You might be a Keto dieter if deviled eggs are a good breakfast.
You might be a Keto dieter if your coffee looks like an oil tanker wrecked inside.
You might be a Keto dieter if you have a large jar/container full of bacon fat in your fridge.
You might be a Keto dieter if you order your steak with butter on the side.
You might be a Keto dieter if you throw away half your lunch after logging it (before eating it) because you didn't realize how many carbs were in spaghetti squash.
You might be a Keto dieter if you like the taste of coconut oil.

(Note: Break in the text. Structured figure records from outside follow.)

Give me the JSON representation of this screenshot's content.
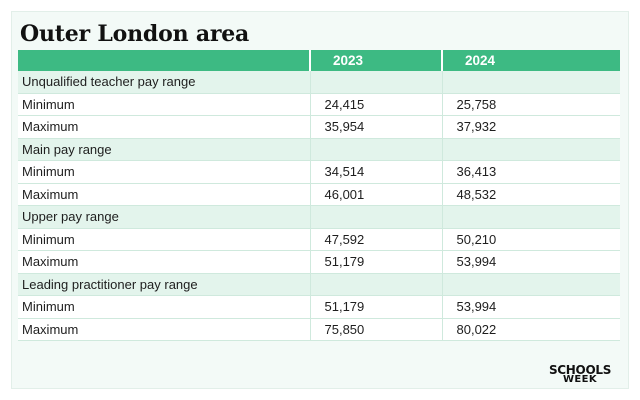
{
  "title": "Outer London area",
  "table": {
    "headers": [
      "",
      "2023",
      "2024"
    ],
    "sections": [
      {
        "label": "Unqualified teacher pay range",
        "rows": [
          {
            "label": "Minimum",
            "v2023": "24,415",
            "v2024": "25,758"
          },
          {
            "label": "Maximum",
            "v2023": "35,954",
            "v2024": "37,932"
          }
        ]
      },
      {
        "label": "Main pay range",
        "rows": [
          {
            "label": "Minimum",
            "v2023": "34,514",
            "v2024": "36,413"
          },
          {
            "label": "Maximum",
            "v2023": "46,001",
            "v2024": "48,532"
          }
        ]
      },
      {
        "label": "Upper pay range",
        "rows": [
          {
            "label": "Minimum",
            "v2023": "47,592",
            "v2024": "50,210"
          },
          {
            "label": "Maximum",
            "v2023": "51,179",
            "v2024": "53,994"
          }
        ]
      },
      {
        "label": "Leading practitioner pay range",
        "rows": [
          {
            "label": "Minimum",
            "v2023": "51,179",
            "v2024": "53,994"
          },
          {
            "label": "Maximum",
            "v2023": "75,850",
            "v2024": "80,022"
          }
        ]
      }
    ]
  },
  "logo": {
    "line1": "SCHOOLS",
    "line2": "WEEK"
  },
  "colors": {
    "header_bg": "#3dba83",
    "section_bg": "#e3f4ec",
    "card_bg": "#f3faf7",
    "grid": "#cfe9dd"
  }
}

You might be a Keto dieter if you know what Magnesium and Potassium (specifically lack of either) do for the body.
You might be a Keto dieter if you order nachos at a restaurant but don't eat any of the chips.
You might be a Keto dieter if you dip your meat in cream cheese.
You might be a Keto dieter if the amount of sugar in fruit makes you go eek.
You might be a Keto dieter if you drink all your liquor straight.
You might be a Keto dieter if your pee runs you out the bathroom.